Kwok and Lewis describe Bayesian hierarchical models as a strategy to use the “ensemble” of information to learn about the effectiveness of cardiovascular therapies. They illustrate fundamental concepts through a meta-analysis of immunosuppressive therapy in idiopathic dilated cardiomyopathy and through a subgroup analysis of the National Institute of Neurological Disorders and Stroke intravenous tissue plasminogen activator stroke trial. Both examples are worthy of a careful read but the use of Bayesian methods for bolstering the evidence-base in subgroup analyses is particularly thoughtful. The assumption underpinning their examples is that the underlying mechanism that generate data from the different sources, whether the sources are distinct trials, subgroups within trials, or even cohorts of patients from different countries treated with the same therapy, are related. The strength of the relationships among the data sources is unknown but relationships can be estimated through the use of a (hierarchical) Bayesian probability model.

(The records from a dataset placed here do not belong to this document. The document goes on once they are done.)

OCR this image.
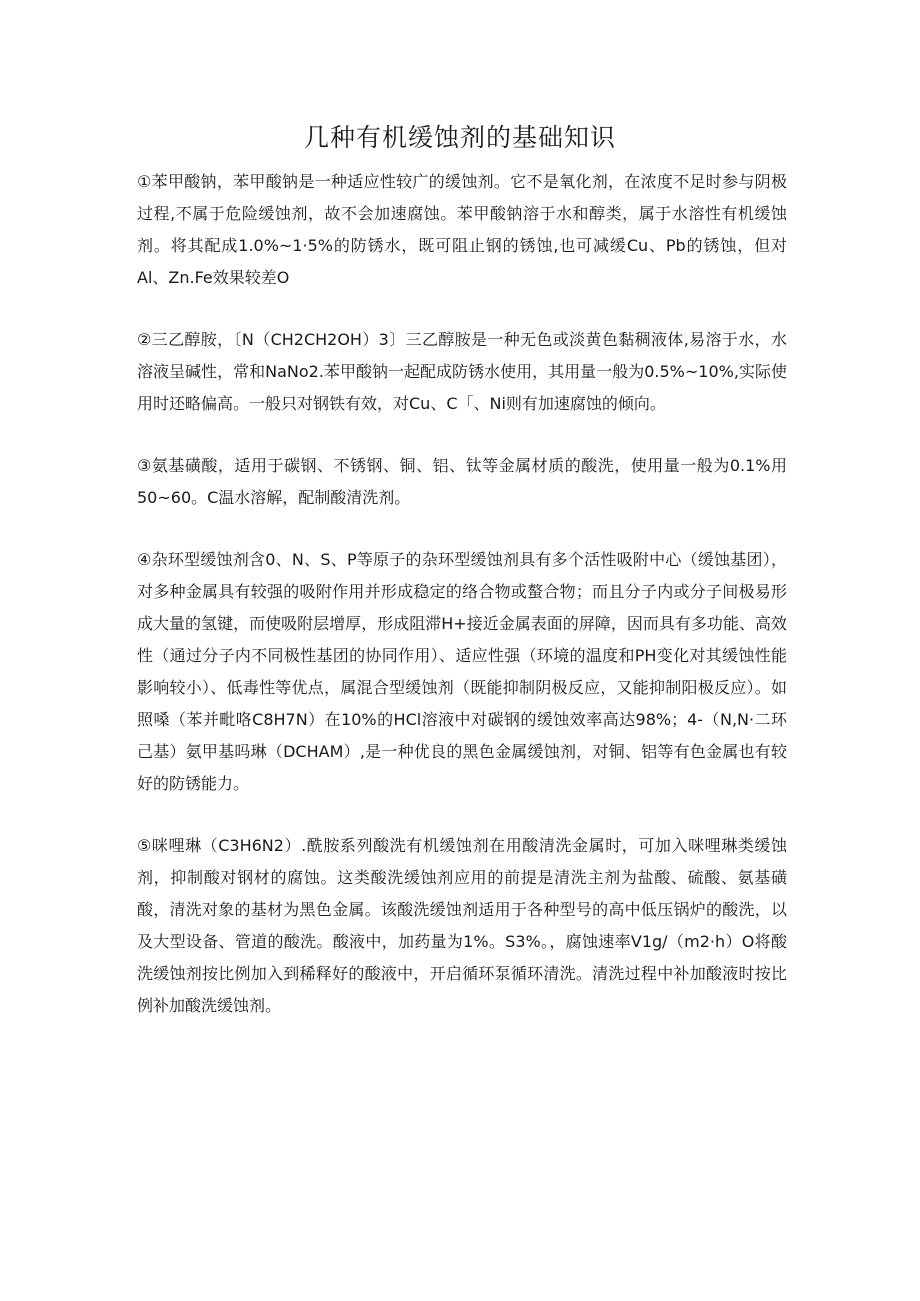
几种有机缓蚀剂的基础知识

①苯甲酸钠，苯甲酸钠是一种适应性较广的缓蚀剂。它不是氧化剂，在浓度不足时参与阴极过程,不属于危险缓蚀剂，故不会加速腐蚀。苯甲酸钠溶于水和醇类，属于水溶性有机缓蚀剂。将其配成1.0%~1·5%的防锈水，既可阻止钢的锈蚀,也可减缓Cu、Pb的锈蚀，但对Al、Zn.Fe效果较差O

②三乙醇胺，〔N（CH2CH2OH）3〕三乙醇胺是一种无色或淡黄色黏稠液体,易溶于水，水溶液呈碱性，常和NaNo2.苯甲酸钠一起配成防锈水使用，其用量一般为0.5%~10%,实际使用时还略偏高。一般只对钢铁有效，对Cu、C「、Ni则有加速腐蚀的倾向。

③氨基磺酸，适用于碳钢、不锈钢、铜、铝、钛等金属材质的酸洗，使用量一般为0.1%用50~60。C温水溶解，配制酸清洗剂。

④杂环型缓蚀剂含0、N、S、P等原子的杂环型缓蚀剂具有多个活性吸附中心（缓蚀基团），对多种金属具有较强的吸附作用并形成稳定的络合物或螯合物；而且分子内或分子间极易形成大量的氢键，而使吸附层增厚，形成阻滞H+接近金属表面的屏障，因而具有多功能、高效性（通过分子内不同极性基团的协同作用）、适应性强（环境的温度和PH变化对其缓蚀性能影响较小）、低毒性等优点，属混合型缓蚀剂（既能抑制阴极反应，又能抑制阳极反应）。如照嗓（苯并毗咯C8H7N）在10%的HCl溶液中对碳钢的缓蚀效率高达98%；4-（N,N·二环己基）氨甲基吗琳（DCHAM）,是一种优良的黑色金属缓蚀剂，对铜、铝等有色金属也有较好的防锈能力。

⑤咪哩琳（C3H6N2）.酰胺系列酸洗有机缓蚀剂在用酸清洗金属时，可加入咪哩琳类缓蚀剂，抑制酸对钢材的腐蚀。这类酸洗缓蚀剂应用的前提是清洗主剂为盐酸、硫酸、氨基磺酸，清洗对象的基材为黑色金属。该酸洗缓蚀剂适用于各种型号的高中低压锅炉的酸洗，以及大型设备、管道的酸洗。酸液中，加药量为1%。S3%。，腐蚀速率V1g∕（m2·h）O将酸洗缓蚀剂按比例加入到稀释好的酸液中，开启循环泵循环清洗。清洗过程中补加酸液时按比例补加酸洗缓蚀剂。
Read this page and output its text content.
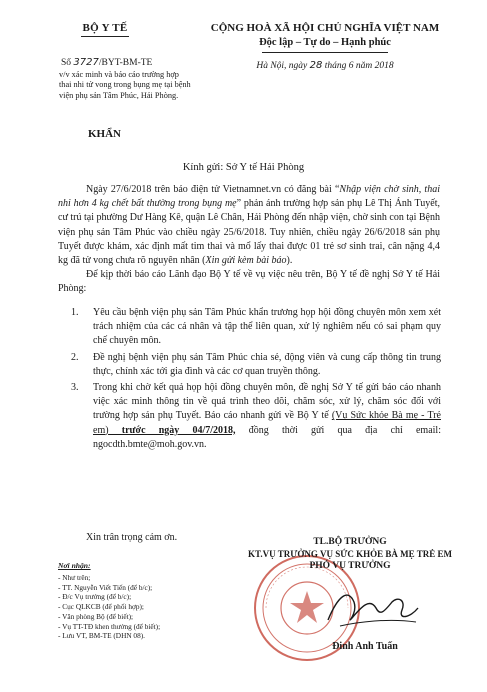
BỘ Y TẾ
Số 3727/BYT-BM-TE
v/v xác minh và báo cáo trường hợp thai nhi tử vong trong bụng mẹ tại bệnh viện phụ sản Tâm Phúc, Hải Phòng.
CỘNG HOÀ XÃ HỘI CHỦ NGHĨA VIỆT NAM
Độc lập – Tự do – Hạnh phúc
Hà Nội, ngày 28 tháng 6 năm 2018
KHẨN
Kính gửi: Sở Y tế Hải Phòng

Ngày 27/6/2018 trên báo điện tử Vietnamnet.vn có đăng bài “Nhập viện chờ sinh, thai nhi hơn 4 kg chết bất thường trong bụng mẹ” phản ánh trường hợp sản phụ Lê Thị Ánh Tuyết, cư trú tại phường Dư Hàng Kê, quận Lê Chân, Hải Phòng đến nhập viện, chờ sinh con tại Bệnh viện phụ sản Tâm Phúc vào chiều ngày 25/6/2018. Tuy nhiên, chiều ngày 26/6/2018 sản phụ Tuyết được khám, xác định mất tim thai và mổ lấy thai được 01 trẻ sơ sinh trai, cân nặng 4,4 kg đã tử vong chưa rõ nguyên nhân (Xin gửi kèm bài báo).

Để kịp thời báo cáo Lãnh đạo Bộ Y tế về vụ việc nêu trên, Bộ Y tế đề nghị Sở Y tế Hải Phòng:

1. Yêu cầu bệnh viện phụ sản Tâm Phúc khẩn trương họp hội đồng chuyên môn xem xét trách nhiệm của các cá nhân và tập thể liên quan, xử lý nghiêm nếu có sai phạm quy chế chuyên môn.
2. Đề nghị bệnh viện phụ sản Tâm Phúc chia sẻ, động viên và cung cấp thông tin trung thực, chính xác tới gia đình và các cơ quan truyền thông.
3. Trong khi chờ kết quả họp hội đồng chuyên môn, đề nghị Sở Y tế gửi báo cáo nhanh việc xác minh thông tin về quá trình theo dõi, chăm sóc, xử lý, chăm sóc đối với trường hợp sản phụ Tuyết. Báo cáo nhanh gửi về Bộ Y tế (Vụ Sức khỏe Bà mẹ - Trẻ em) trước ngày 04/7/2018, đồng thời gửi qua địa chỉ email: ngocdth.bmte@moh.gov.vn.
Xin trân trọng cảm ơn.
Nơi nhận:
- Như trên;
- TT. Nguyễn Viết Tiến (để b/c);
- Đ/c Vụ trưởng (để b/c);
- Cục QLKCB (để phối hợp);
- Văn phòng Bộ (để biết);
- Vụ TT-TĐ khen thưởng (để biết);
- Lưu VT, BM-TE (DHN 08).
TL.BỘ TRƯỞNG
KT.VỤ TRƯỞNG VỤ SỨC KHỎE BÀ MẸ TRẺ EM
PHÓ VỤ TRƯỞNG
Đinh Anh Tuấn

The idea of formally combining information is not new – a baseball question popularized the technique in a 1977 Scientific American article. In that article, two statisticians demonstrated the practical use of hierarchical models to determine “whether Ty Cobb was really a .400 hitter”.⁸ So what does baseball and cardiovascular research have in common? – Simple the structure of the data. In the setting considered by Kwok and Lewis, there are several experiments (baseball players) of different sizes (number at bats) and within each, event rates (number of hits) among subjects are tallied. Moreover, much has changed since 1977 – computers are better and smart mathematical algorithms now exist. We can now combine data using models commensurate with our decision-making process in order to have quantitative measures of evidence.⁹ The methods Kwok and Lewis describe, however, go even further in that the Bayesian hierarchical model reflects the uncertainty in the decisions made.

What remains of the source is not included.